Kate's husband blamed her for the abuse and Kate believed him. Kate endured this abuse for 10 years including during her pregnancy and birth of her daughter. Things had gotten so bad that Kate felt so worn down and so isolated that she tried to take her own life. Fortunately she didn't succeed. But it was a turning point. A very kind nurse gave her a card with the Women's Aid National Freephone Helpline on it and Kate began to call us on a regular basis. Gradually she began to open up about all the things she'd been experiencing. This is why our Helpline is so vital to women trapped in abusive relationships. It's so much easier to open up and speak to a voice on the other end of a phone. We listen to their stories and we offer support. We explore options, we help develop safety plans and we never judge. We help women see that they are the victims of abuse and that they are not alone. That it's not their fault. And that a future free from their pain and fear is possible.
Ms Martin continued, "Even though Kate's story is unique to her, the terrible truth is that we take calls from women like Kate every day. The women we speak to are too frightened, confused and feel terribly alone."
Ms Martin concluded, "The volunteers and staff on our National Freephone Helpline hear far too many stories of seemingly perfect relationships that turn bad. And that's why we need support so badly. When women call us we listen to them. We offer support, information and encouragement to help keep them safe. We help find them refuge, we accompany them to court. We help build new lives, in new homes, where they and their children can be safe."
We urgently need support and we hope that, despite the very difficult economic circumstances, people can donate to the Women's Aid Christmas Helpline Appeal today by logging on to www.womensaid.ie/donate or calling 01-678 8858.
The Women's Aid National Freephone Helpline 1800 341 900, open from 10am to 10pm, 7 days a week.
For more information contact Christina Sherlock or Laura Shehan on 087 919 2457 or 01-678 8858
Notes to Editors
- *Kate's name has been changed to protect her identity.
- A full copy of the appeal letter can be found at /www.womensaid.ie/support/
- Donations can be made at www.womensaid.ie/donate, by phone on 01-678 8858 or posted to Women's Aid, 5 Wilton Place, Dublin 2.
- Women's Aid is the national organisation providing support and information to women experiencing domestic violence. It has been working in Ireland to stop domestic violence against women and children since 1974. It is the only free, national, domestic violence helpline with specialised trained staff, accredited by The Helplines Association and with a Telephone Interpretation Service covering 170 languages for callers needing interpreting services. Women's Aid also offers a Dublin-based One to One Support Service and Court Accompaniment Service and also refers to local refuges and support services around the country.
- One in five women is affected by domestic violence in Ireland.

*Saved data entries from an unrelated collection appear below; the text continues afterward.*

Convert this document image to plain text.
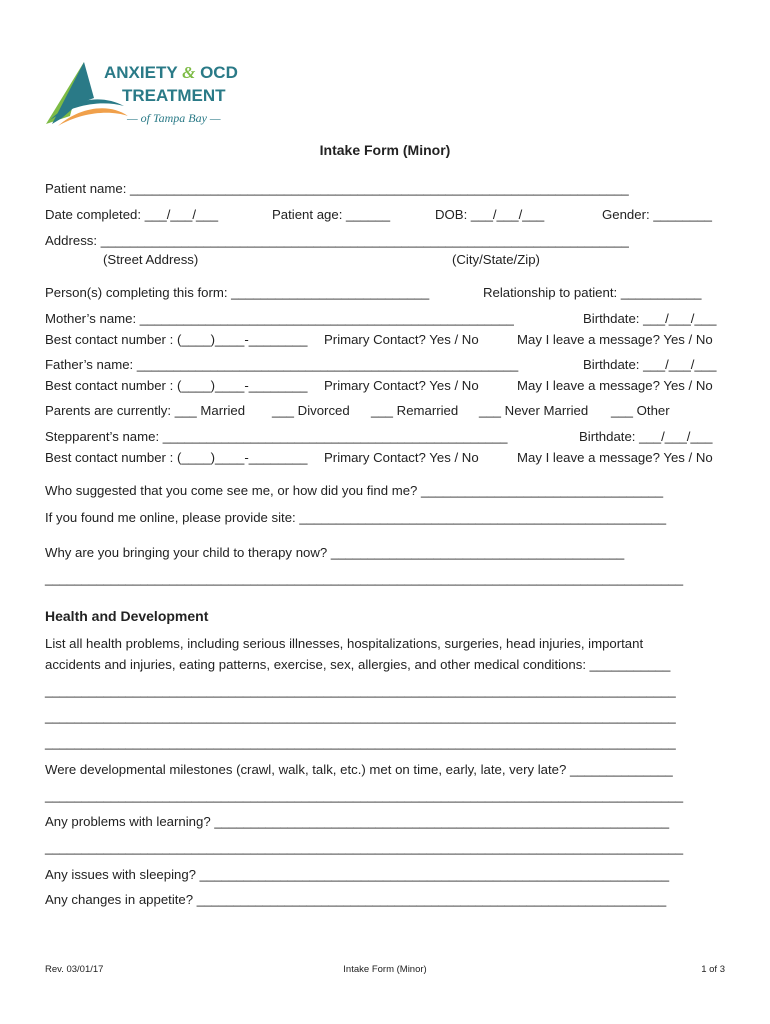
ANXIETY & OCD
TREATMENT
— of Tampa Bay —
Intake Form (Minor)
Patient name: ____________________________________________________________________
Date completed: ___/___/___	Patient age: ______	DOB: ___/___/___	Gender: ________
Address: ________________________________________________________________________
(Street Address)	(City/State/Zip)
Person(s) completing this form: ___________________________	Relationship to patient: ___________
Mother’s name: ___________________________________________________	Birthdate: ___/___/___
Best contact number : (____)____-________ Primary Contact? Yes / No	May I leave a message? Yes / No
Father’s name: ____________________________________________________	Birthdate: ___/___/___
Best contact number : (____)____-________ Primary Contact? Yes / No	May I leave a message? Yes / No
Parents are currently: ___ Married ___ Divorced ___ Remarried ___ Never Married ___ Other
Stepparent’s name: _______________________________________________	Birthdate: ___/___/___
Best contact number : (____)____-________ Primary Contact? Yes / No	May I leave a message? Yes / No
Who suggested that you come see me, or how did you find me? _________________________________
If you found me online, please provide site: __________________________________________________
Why are you bringing your child to therapy now? ________________________________________
_______________________________________________________________________________________
Health and Development
List all health problems, including serious illnesses, hospitalizations, surgeries, head injuries, important
accidents and injuries, eating patterns, exercise, sex, allergies, and other medical conditions: ___________
______________________________________________________________________________________
______________________________________________________________________________________
______________________________________________________________________________________
Were developmental milestones (crawl, walk, talk, etc.) met on time, early, late, very late? ______________
_______________________________________________________________________________________
Any problems with learning? ______________________________________________________________
_______________________________________________________________________________________
Any issues with sleeping? ________________________________________________________________
Any changes in appetite? ________________________________________________________________
Rev. 03/01/17	Intake Form (Minor)	1 of 3
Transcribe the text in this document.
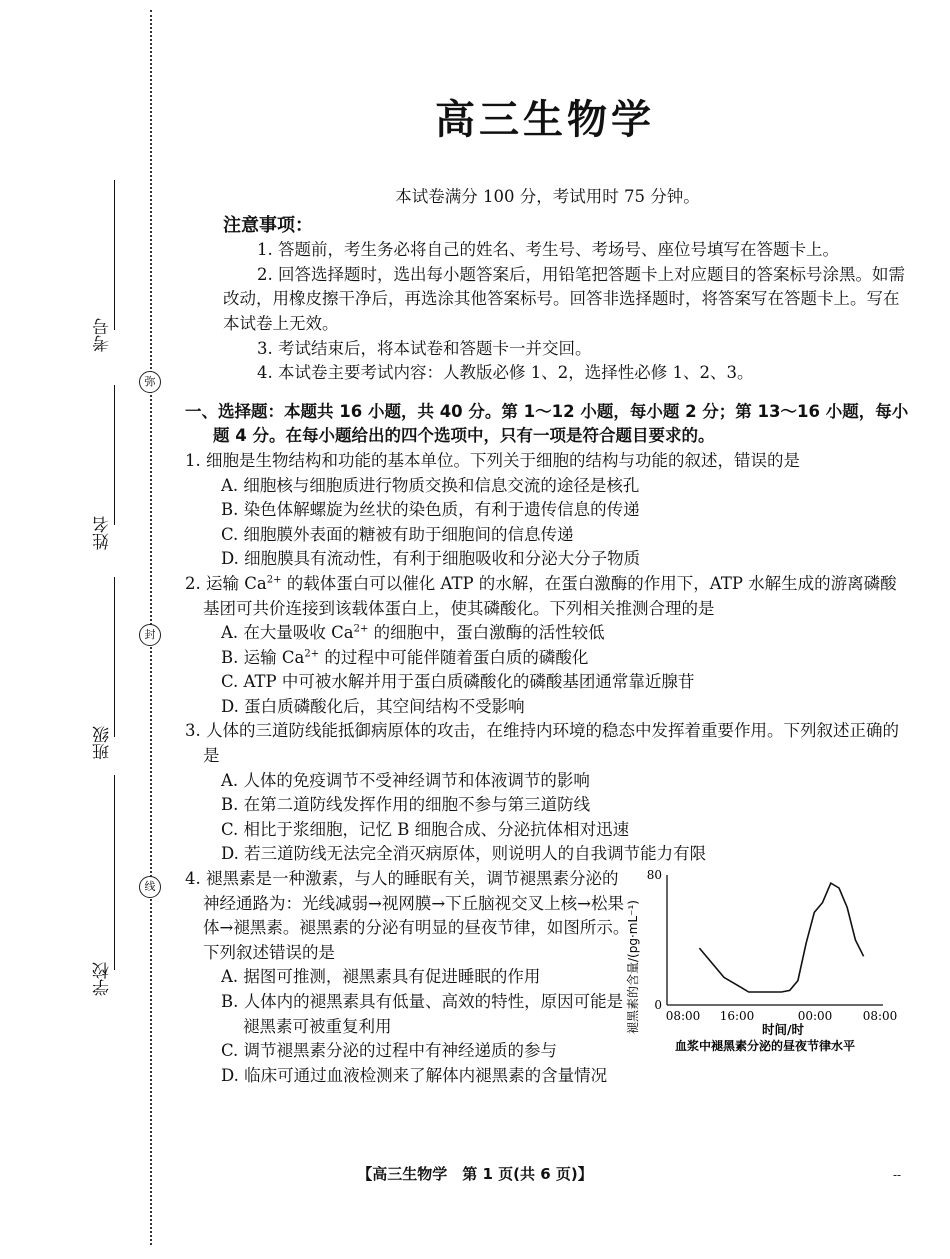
考号
姓名
班级
学校
弥
封
线
高三生物学
本试卷满分 100 分，考试用时 75 分钟。
注意事项：
1. 答题前，考生务必将自己的姓名、考生号、考场号、座位号填写在答题卡上。
2. 回答选择题时，选出每小题答案后，用铅笔把答题卡上对应题目的答案标号涂黑。如需改动，用橡皮擦干净后，再选涂其他答案标号。回答非选择题时，将答案写在答题卡上。写在本试卷上无效。
3. 考试结束后，将本试卷和答题卡一并交回。
4. 本试卷主要考试内容：人教版必修 1、2，选择性必修 1、2、3。
一、选择题：本题共 16 小题，共 40 分。第 1～12 小题，每小题 2 分；第 13～16 小题，每小题 4 分。在每小题给出的四个选项中，只有一项是符合题目要求的。
1. 细胞是生物结构和功能的基本单位。下列关于细胞的结构与功能的叙述，错误的是
A. 细胞核与细胞质进行物质交换和信息交流的途径是核孔
B. 染色体解螺旋为丝状的染色质，有利于遗传信息的传递
C. 细胞膜外表面的糖被有助于细胞间的信息传递
D. 细胞膜具有流动性，有利于细胞吸收和分泌大分子物质
2. 运输 $Ca^{2+}$ 的载体蛋白可以催化 ATP 的水解，在蛋白激酶的作用下，ATP 水解生成的游离磷酸基团可共价连接到该载体蛋白上，使其磷酸化。下列相关推测合理的是
A. 在大量吸收 $Ca^{2+}$ 的细胞中，蛋白激酶的活性较低
B. 运输 $Ca^{2+}$ 的过程中可能伴随着蛋白质的磷酸化
C. ATP 中可被水解并用于蛋白质磷酸化的磷酸基团通常靠近腺苷
D. 蛋白质磷酸化后，其空间结构不受影响
3. 人体的三道防线能抵御病原体的攻击，在维持内环境的稳态中发挥着重要作用。下列叙述正确的是
A. 人体的免疫调节不受神经调节和体液调节的影响
B. 在第二道防线发挥作用的细胞不参与第三道防线
C. 相比于浆细胞，记忆 B 细胞合成、分泌抗体相对迅速
D. 若三道防线无法完全消灭病原体，则说明人的自我调节能力有限
4. 褪黑素是一种激素，与人的睡眠有关，调节褪黑素分泌的神经通路为：光线减弱→视网膜→下丘脑视交叉上核→松果体→褪黑素。褪黑素的分泌有明显的昼夜节律，如图所示。下列叙述错误的是
A. 据图可推测，褪黑素具有促进睡眠的作用
B. 人体内的褪黑素具有低量、高效的特性，原因可能是
褪黑素可被重复利用
C. 调节褪黑素分泌的过程中有神经递质的参与
D. 临床可通过血液检测来了解体内褪黑素的含量情况
褪黑素的含量/(pg·mL⁻¹)
80
0
08:00 16:00	00:00	08:00
时间/时
血浆中褪黑素分泌的昼夜节律水平
【高三生物学　第 1 页(共 6 页)】	--
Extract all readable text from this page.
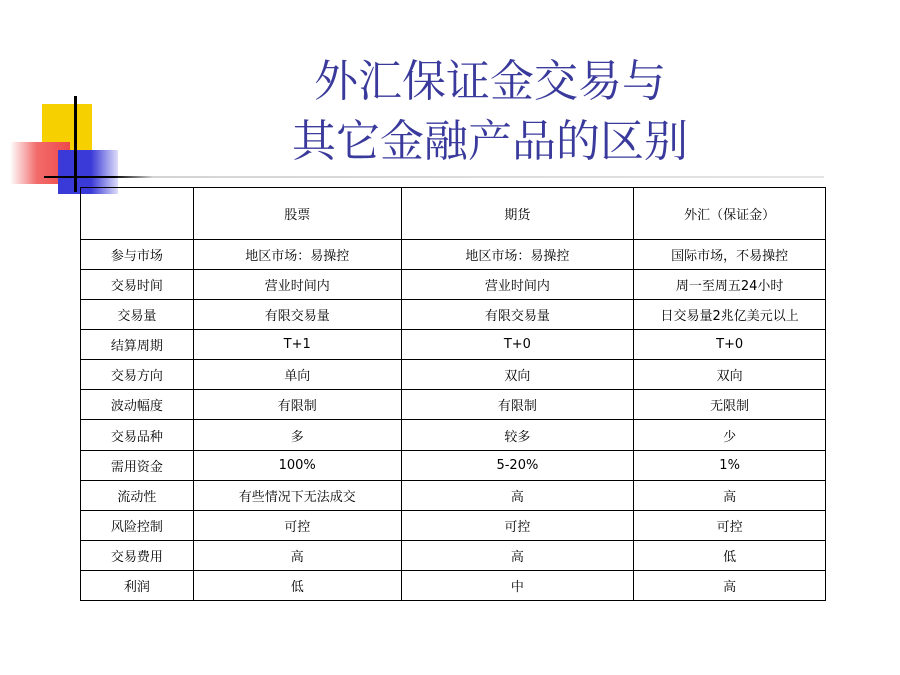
外汇保证金交易与
其它金融产品的区别
	股票	期货	外汇（保证金）
参与市场	地区市场：易操控	地区市场：易操控	国际市场，不易操控
交易时间	营业时间内	营业时间内	周一至周五24小时
交易量	有限交易量	有限交易量	日交易量2兆亿美元以上
结算周期	T+1	T+0	T+0
交易方向	单向	双向	双向
波动幅度	有限制	有限制	无限制
交易品种	多	较多	少
需用资金	100%	5-20%	1%
流动性	有些情况下无法成交	高	高
风险控制	可控	可控	可控
交易费用	高	高	低
利润	低	中	高
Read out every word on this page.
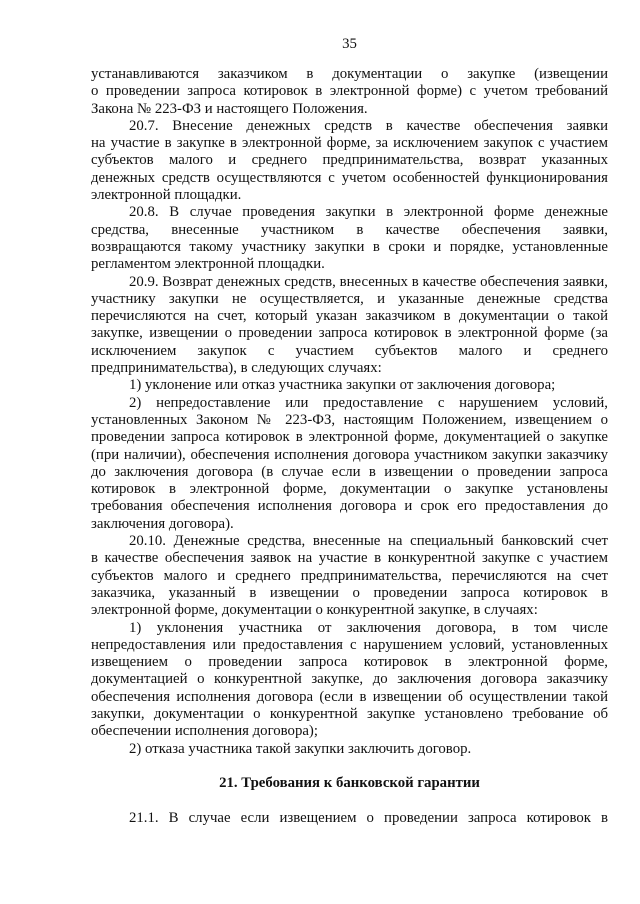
35
устанавливаются заказчиком в документации о закупке (извещении
о проведении запроса котировок в электронной форме) с учетом требований
Закона № 223-ФЗ и настоящего Положения.
20.7. Внесение денежных средств в качестве обеспечения заявки
на участие в закупке в электронной форме, за исключением закупок с участием
субъектов малого и среднего предпринимательства, возврат указанных
денежных средств осуществляются с учетом особенностей функционирования
электронной площадки.
20.8. В случае проведения закупки в электронной форме денежные
средства, внесенные участником в качестве обеспечения заявки,
возвращаются такому участнику закупки в сроки и порядке, установленные
регламентом электронной площадки.
20.9. Возврат денежных средств, внесенных в качестве обеспечения заявки,
участнику закупки не осуществляется, и указанные денежные средства
перечисляются на счет, который указан заказчиком в документации о такой
закупке, извещении о проведении запроса котировок в электронной форме (за
исключением закупок с участием субъектов малого и среднего
предпринимательства), в следующих случаях:
1) уклонение или отказ участника закупки от заключения договора;
2) непредоставление или предоставление с нарушением условий,
установленных Законом № 223-ФЗ, настоящим Положением, извещением о
проведении запроса котировок в электронной форме, документацией о закупке
(при наличии), обеспечения исполнения договора участником закупки заказчику
до заключения договора (в случае если в извещении о проведении запроса
котировок в электронной форме, документации о закупке установлены
требования обеспечения исполнения договора и срок его предоставления до
заключения договора).
20.10. Денежные средства, внесенные на специальный банковский счет
в качестве обеспечения заявок на участие в конкурентной закупке с участием
субъектов малого и среднего предпринимательства, перечисляются на счет
заказчика, указанный в извещении о проведении запроса котировок в
электронной форме, документации о конкурентной закупке, в случаях:
1) уклонения участника от заключения договора, в том числе
непредоставления или предоставления с нарушением условий, установленных
извещением о проведении запроса котировок в электронной форме,
документацией о конкурентной закупке, до заключения договора заказчику
обеспечения исполнения договора (если в извещении об осуществлении такой
закупки, документации о конкурентной закупке установлено требование об
обеспечении исполнения договора);
2) отказа участника такой закупки заключить договор.
21. Требования к банковской гарантии
21.1. В случае если извещением о проведении запроса котировок в
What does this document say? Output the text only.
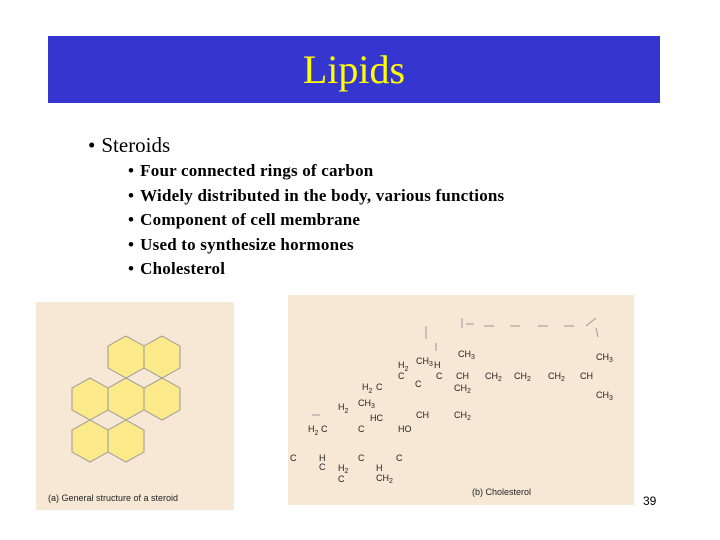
Lipids
• Steroids
• Four connected rings of carbon
• Widely distributed in the body, various functions
• Component of cell membrane
• Used to synthesize hormones
• Cholesterol
(a) General structure of a steroid
$CH_3$	$CH_3$
$H_2$
$CH_3$ H
C
C
C CH $CH_2$ $CH_2$ $CH_2$ CH
$CH_3$
$CH_2$
$H_2$ C
$H_2$
$CH_3$
HC	CH	$CH_2$
$H_2$ C	C	HO
C	H
C $H_2$
C
C
H
$CH_2$
C
(b) Cholesterol
39
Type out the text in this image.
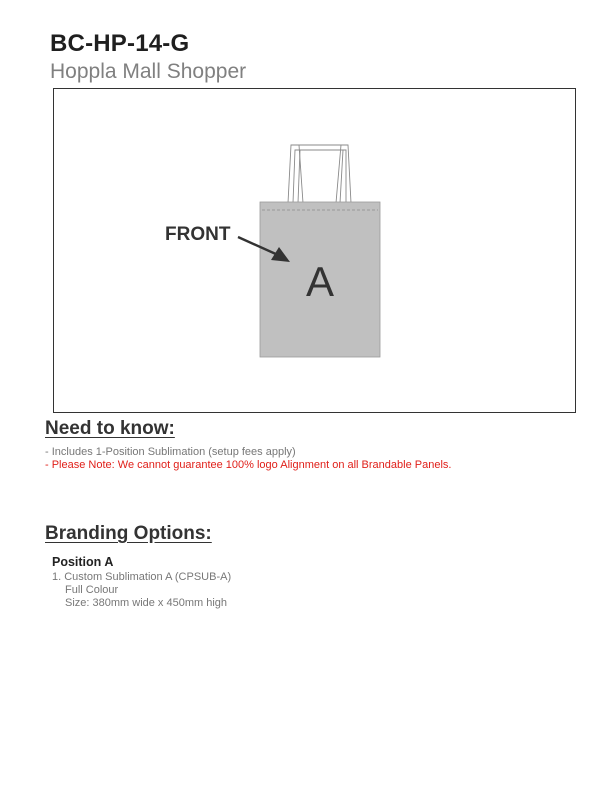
BC-HP-14-G
Hoppla Mall Shopper
A
FRONT
Need to know:
- Includes 1-Position Sublimation (setup fees apply)
- Please Note: We cannot guarantee 100% logo Alignment on all Brandable Panels.
Branding Options:
Position A
1. Custom Sublimation A (CPSUB-A)
Full Colour
Size: 380mm wide x 450mm high
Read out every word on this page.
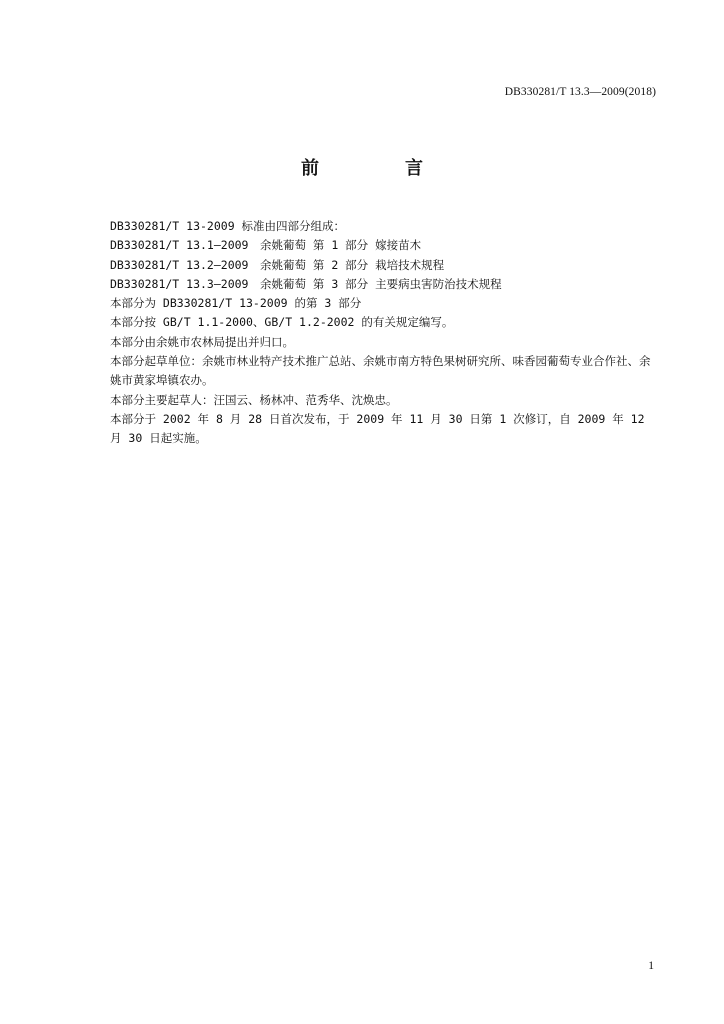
DB330281/T 13.3—2009(2018)
前　言
DB330281/T 13-2009 标准由四部分组成：
DB330281/T 13.1—2009　余姚葡萄 第 1 部分 嫁接苗木
DB330281/T 13.2—2009　余姚葡萄 第 2 部分 栽培技术规程
DB330281/T 13.3—2009　余姚葡萄 第 3 部分 主要病虫害防治技术规程
本部分为 DB330281/T 13-2009 的第 3 部分
本部分按 GB/T 1.1-2000、GB/T 1.2-2002 的有关规定编写。
本部分由余姚市农林局提出并归口。
本部分起草单位：余姚市林业特产技术推广总站、余姚市南方特色果树研究所、味香园葡萄专业合作社、余姚市黄家埠镇农办。
本部分主要起草人：汪国云、杨林冲、范秀华、沈焕忠。
本部分于 2002 年 8 月 28 日首次发布，于 2009 年 11 月 30 日第 1 次修订，自 2009 年 12 月 30 日起实施。
1
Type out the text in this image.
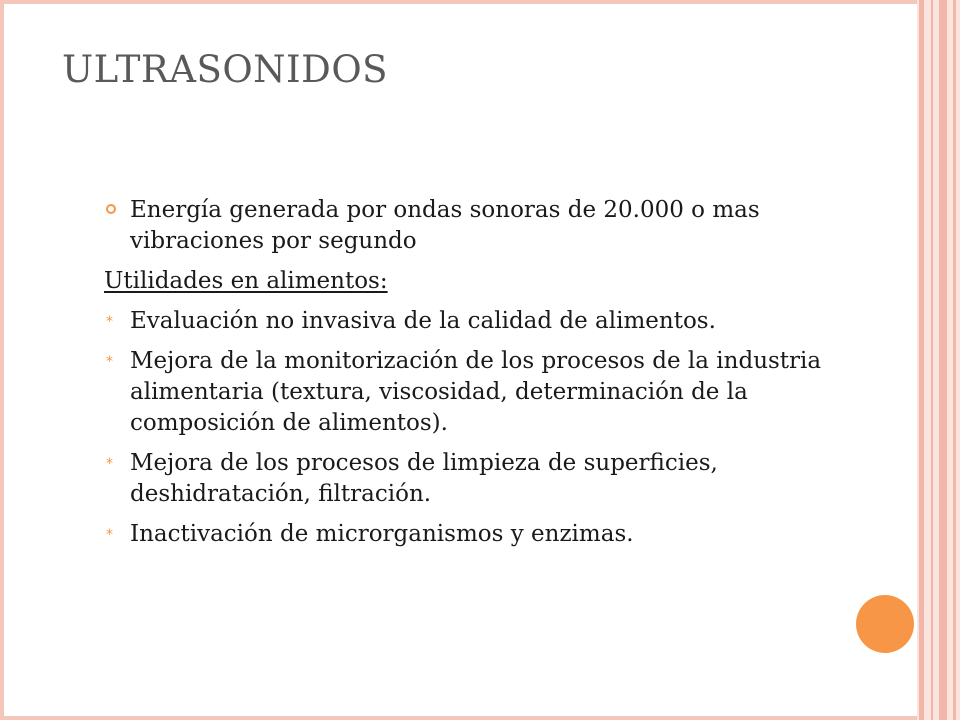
ULTRASONIDOS
Energía generada por ondas sonoras de 20.000 o mas vibraciones por segundo

Utilidades en alimentos:

* Evaluación no invasiva de la calidad de alimentos.
* Mejora de la monitorización de los procesos de la industria alimentaria (textura, viscosidad, determinación de la composición de alimentos).
* Mejora de los procesos de limpieza de superficies, deshidratación, filtración.
* Inactivación de microrganismos y enzimas.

- In 2011, the Women's Aid National Freephone Helpline answered over 11,000 calls. There were 8,399 disclosures of emotional abuse, 2,337 disclosures of physical abuse, and 1,399 disclosures of financial abuse. 477 disclosures of sexual abuse were recorded, with 184 rapes within relationships being reported to the service. There were an additional 892 disclosures of emotional, physical, sexual and financial abuse to the Women's Aid One to One Support Services in 2011. Therefore, in total, there were 13,504 disclosures of abuse to Women's Aid in 2011.